A study by Clinton Conrad, associate professor of geology at the University of Hawaiʻi at Mānoa’s School of Ocean and Earth Science and Technology, and colleagues shows that large-scale upwelling within Earth’s mantle mostly occurs in only two places—beneath Africa and the Central Pacific. More importantly, the study revealed that these upwelling locations have remained remarkably stable over geologic time, despite dramatic reconfigurations of tectonic plate motions and continental locations on the Earth’s surface. The paper, “Stability of active mantle upwelling revealed by net characteristics of plate tectonics” was published in Nature.

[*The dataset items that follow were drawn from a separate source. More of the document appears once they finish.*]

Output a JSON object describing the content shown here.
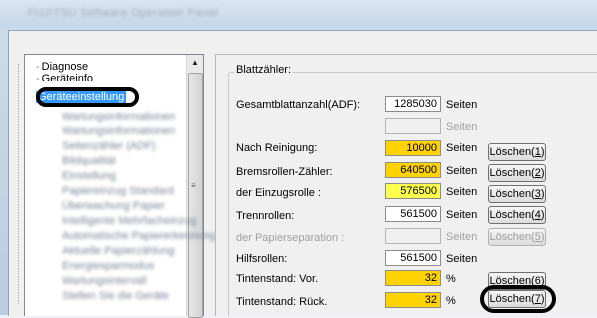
{
  "window": {
    "title": "FUJITSU Software Operation Panel"
  },
  "tree": {
    "items": [
      {
        "label": "Diagnose",
        "blur": false
      },
      {
        "label": "Geräteinfo",
        "blur": false
      },
      {
        "label": "Geräteeinstellung",
        "selected": true
      },
      {
        "label": "Wartungsinformationen"
      },
      {
        "label": "Wartungsinformationen"
      },
      {
        "label": "Seitenzähler (ADF)"
      },
      {
        "label": "Bildqualität"
      },
      {
        "label": "Einstellung"
      },
      {
        "label": "Papiereinzug Standard"
      },
      {
        "label": "Überwachung Papier"
      },
      {
        "label": "Intelligente Mehrfacheinzug"
      },
      {
        "label": "Automatische Papiererkennung"
      },
      {
        "label": "Aktuelle Papierzählung"
      },
      {
        "label": "Energiesparmodus"
      },
      {
        "label": "Wartungsintervall"
      },
      {
        "label": "Stellen Sie die Geräte"
      }
    ]
  },
  "counter": {
    "group_title": "Blattzähler:",
    "rows": [
      {
        "label": "Gesamtblattanzahl(ADF):",
        "value": "1285030",
        "unit": "Seiten",
        "button": "",
        "style": "white"
      },
      {
        "label": "",
        "value": "",
        "unit": "Seiten",
        "button": "",
        "style": "empty-disabled"
      },
      {
        "label": "Nach Reinigung:",
        "value": "10000",
        "unit": "Seiten",
        "button": "Löschen(1)",
        "btn_text": "Löschen(",
        "btn_key": "1",
        "style": "yellow"
      },
      {
        "label": "Bremsrollen-Zähler:",
        "value": "640500",
        "unit": "Seiten",
        "btn_text": "Löschen(",
        "btn_key": "2",
        "style": "yellow"
      },
      {
        "label": "der Einzugsrolle :",
        "value": "576500",
        "unit": "Seiten",
        "btn_text": "Löschen(",
        "btn_key": "3",
        "style": "lightyellow"
      },
      {
        "label": "Trennrollen:",
        "value": "561500",
        "unit": "Seiten",
        "btn_text": "Löschen(",
        "btn_key": "4",
        "style": "white"
      },
      {
        "label": "der Papierseparation :",
        "value": "",
        "unit": "Seiten",
        "btn_text": "Löschen(",
        "btn_key": "5",
        "style": "disabled"
      },
      {
        "label": "Hilfsrollen:",
        "value": "561500",
        "unit": "Seiten",
        "style": "white"
      },
      {
        "label": "Tintenstand: Vor.",
        "value": "32",
        "unit": "%",
        "btn_text": "Löschen(",
        "btn_key": "6",
        "style": "yellow"
      },
      {
        "label": "Tintenstand: Rück.",
        "value": "32",
        "unit": "%",
        "btn_text": "Löschen(",
        "btn_key": "7",
        "style": "yellow"
      }
    ]
  }
}
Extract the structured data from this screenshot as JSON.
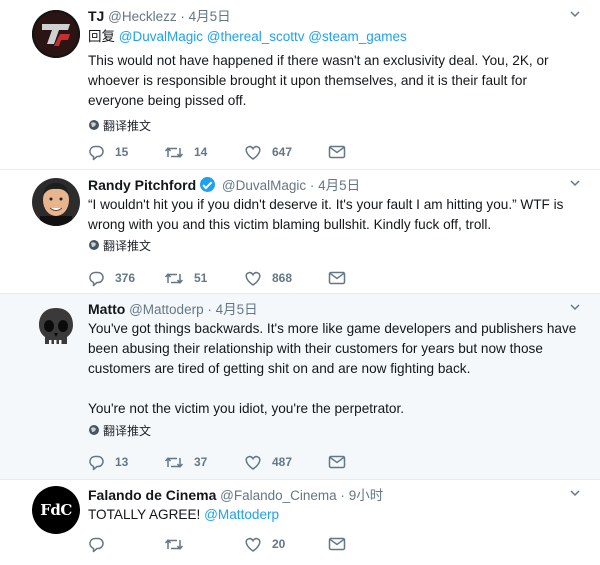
{
  "tweets": [
    {
      "name": "TJ",
      "handle": "@Hecklezz",
      "time": "4月5日",
      "reply_prefix": "回复",
      "reply_mentions": [
        "@DuvalMagic",
        "@thereal_scottv",
        "@steam_games"
      ],
      "text": "This would not have happened if there wasn't an exclusivity deal. You, 2K, or whoever is responsible brought it upon themselves, and it is their fault for everyone being pissed off.",
      "translate": "翻译推文",
      "replies": "15",
      "retweets": "14",
      "likes": "647"
    },
    {
      "name": "Randy Pitchford",
      "verified": true,
      "handle": "@DuvalMagic",
      "time": "4月5日",
      "text": "“I wouldn't hit you if you didn't deserve it.  It's your fault I am hitting you.” WTF is wrong with you and this victim blaming bullshit.  Kindly fuck off, troll.",
      "translate": "翻译推文",
      "replies": "376",
      "retweets": "51",
      "likes": "868"
    },
    {
      "name": "Matto",
      "handle": "@Mattoderp",
      "time": "4月5日",
      "text1": "You've got things backwards. It's more like game developers and publishers have been abusing their relationship with their customers for years but now those customers are tired of getting shit on and are now fighting back.",
      "text2": "You're not the victim you idiot, you're the perpetrator.",
      "translate": "翻译推文",
      "replies": "13",
      "retweets": "37",
      "likes": "487"
    },
    {
      "name": "Falando de Cinema",
      "handle": "@Falando_Cinema",
      "time": "9小时",
      "text": "TOTALLY AGREE!",
      "mention": "@Mattoderp",
      "avatar_text": "FdC",
      "likes": "20"
    }
  ],
  "colors": {
    "link": "#1da1f2",
    "muted": "#657786",
    "highlight_bg": "#f5f8fa",
    "divider": "#e6ecf0"
  },
  "icons": [
    "reply-icon",
    "retweet-icon",
    "like-icon",
    "dm-icon",
    "globe-icon",
    "caret-down-icon",
    "verified-badge-icon"
  ]
}
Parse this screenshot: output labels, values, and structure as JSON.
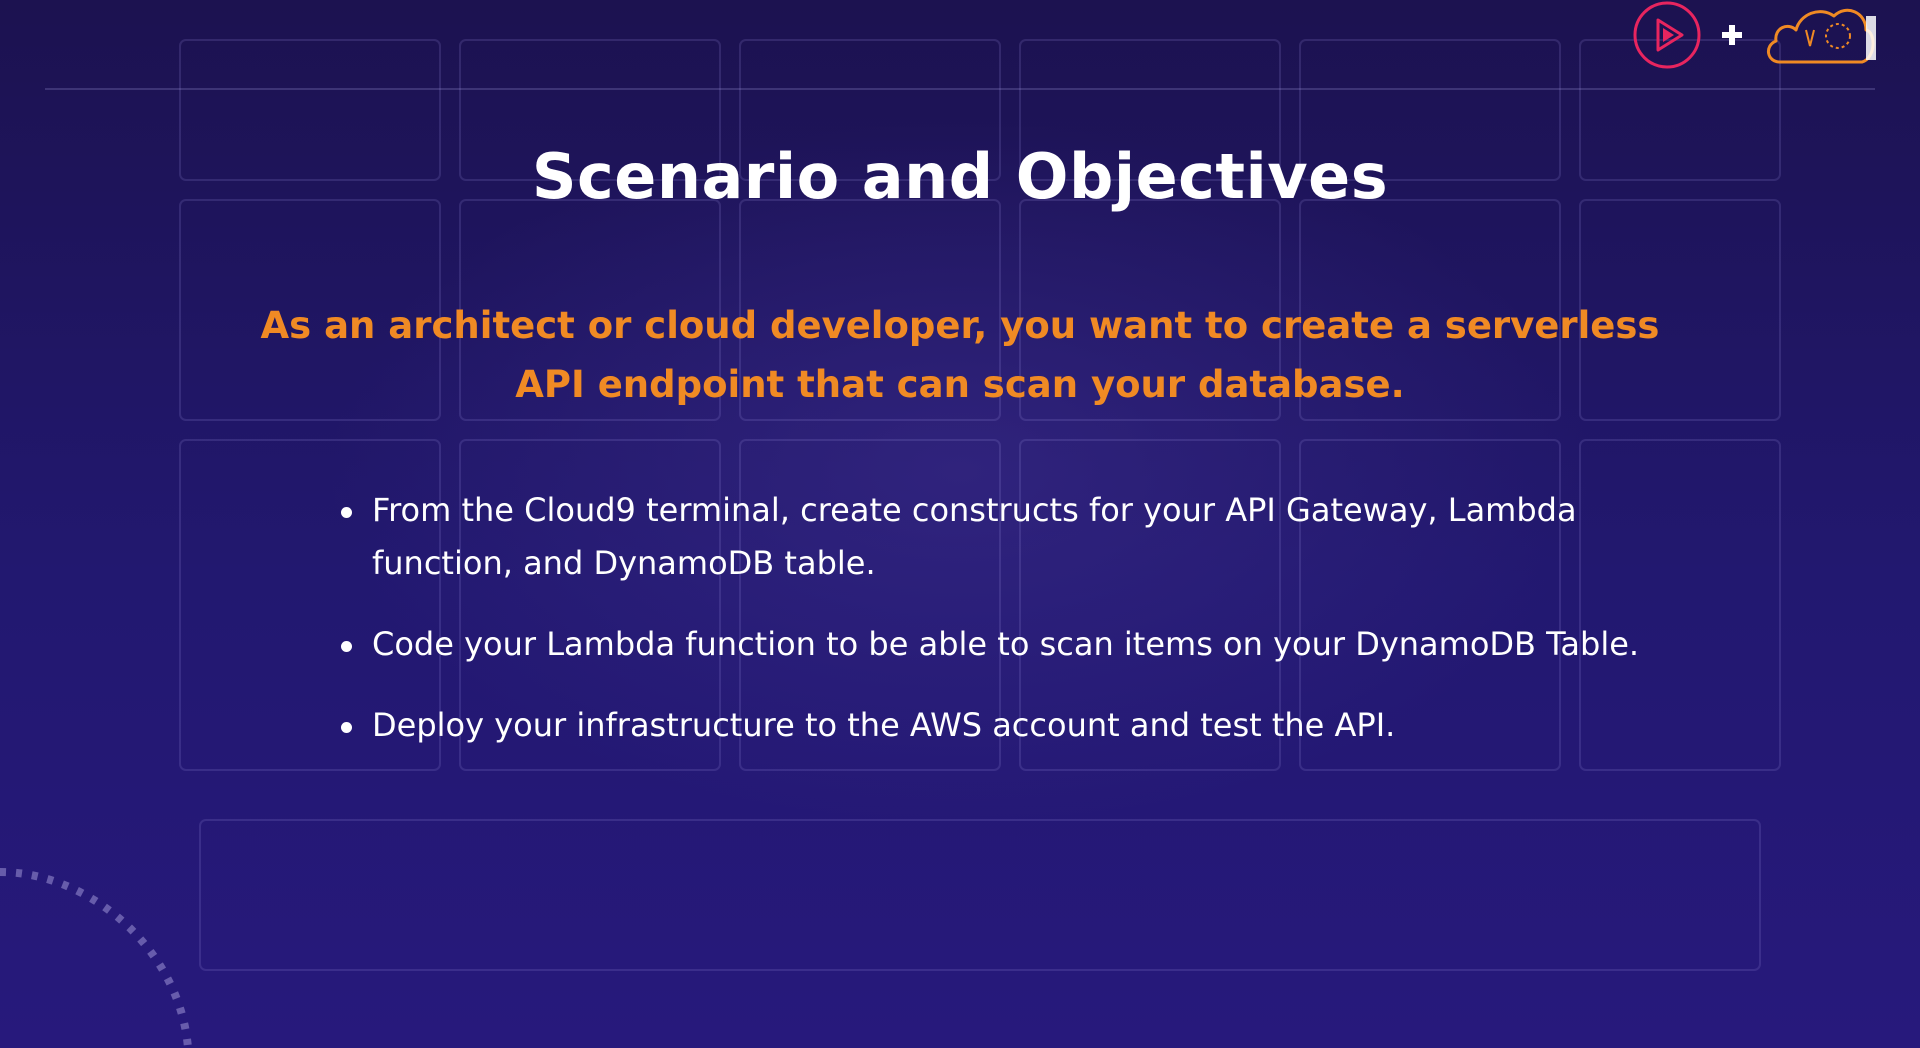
{
  "slide": {
    "title": "Scenario and Objectives",
    "lead": "As an architect or cloud developer, you want to create a serverless API endpoint that can scan your database.",
    "bullets": [
      "From the Cloud9 terminal, create constructs for your API Gateway, Lambda function, and DynamoDB table.",
      "Code your Lambda function to be able to scan items on your DynamoDB Table.",
      "Deploy your infrastructure to the AWS account and test the API."
    ]
  },
  "brand": {
    "icons": [
      "play-logo-icon",
      "plus-icon",
      "cloud-logo-icon"
    ]
  },
  "colors": {
    "background": "#1a1152",
    "title": "#ffffff",
    "accent": "#f08a24",
    "play_logo": "#e8255f",
    "cloud_logo": "#f08a24"
  }
}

Conrad has studied patterns of tectonic plates throughout his career, and has long noticed that the plates were, on average, moving northward. “I was curious if I could determine a single location in the Northern Hemisphere toward which all plates are converging, on average,” said Conrad.
After locating this point in eastern Asia, Conrad then wondered if other special points on Earth could characterize plate tectonics. “With some mathematical work, I described the plate tectonic ‘quadrupole,’ which defines two points of ‘net convergence’ and two points of ‘net divergence’ of tectonic plate motions.”
When the researchers computed the plate tectonic quadruople locations for present-day plate motions, they found that the net divergence locations were consistent with the African and central Pacific locations where scientists think that mantle upwellings are occurring today.
“Next, we applied this formula to the time history of plate motions and plotted the points. I was astonished to see that the points have not moved over geologic time,” said Conrad.
Because plate motions are merely the surface expression of the underlying dynamics of the Earth’s mantle, Conrad and his colleagues were able to infer that upwelling flow in the mantle must also remain stable over geologic time.
Earth’s mantle dynamics govern many aspects of geologic change on the Earth’s surface. This recent discovery provides a framework for understanding how mantle dynamics can be linked to surface geology over geologic time. For example, the researchers can now estimate how individual continents have moved relative to these two upwelling locations. This allows them to tie specific events that are observed in the geologic record to the mantle forces that ultimately caused these events.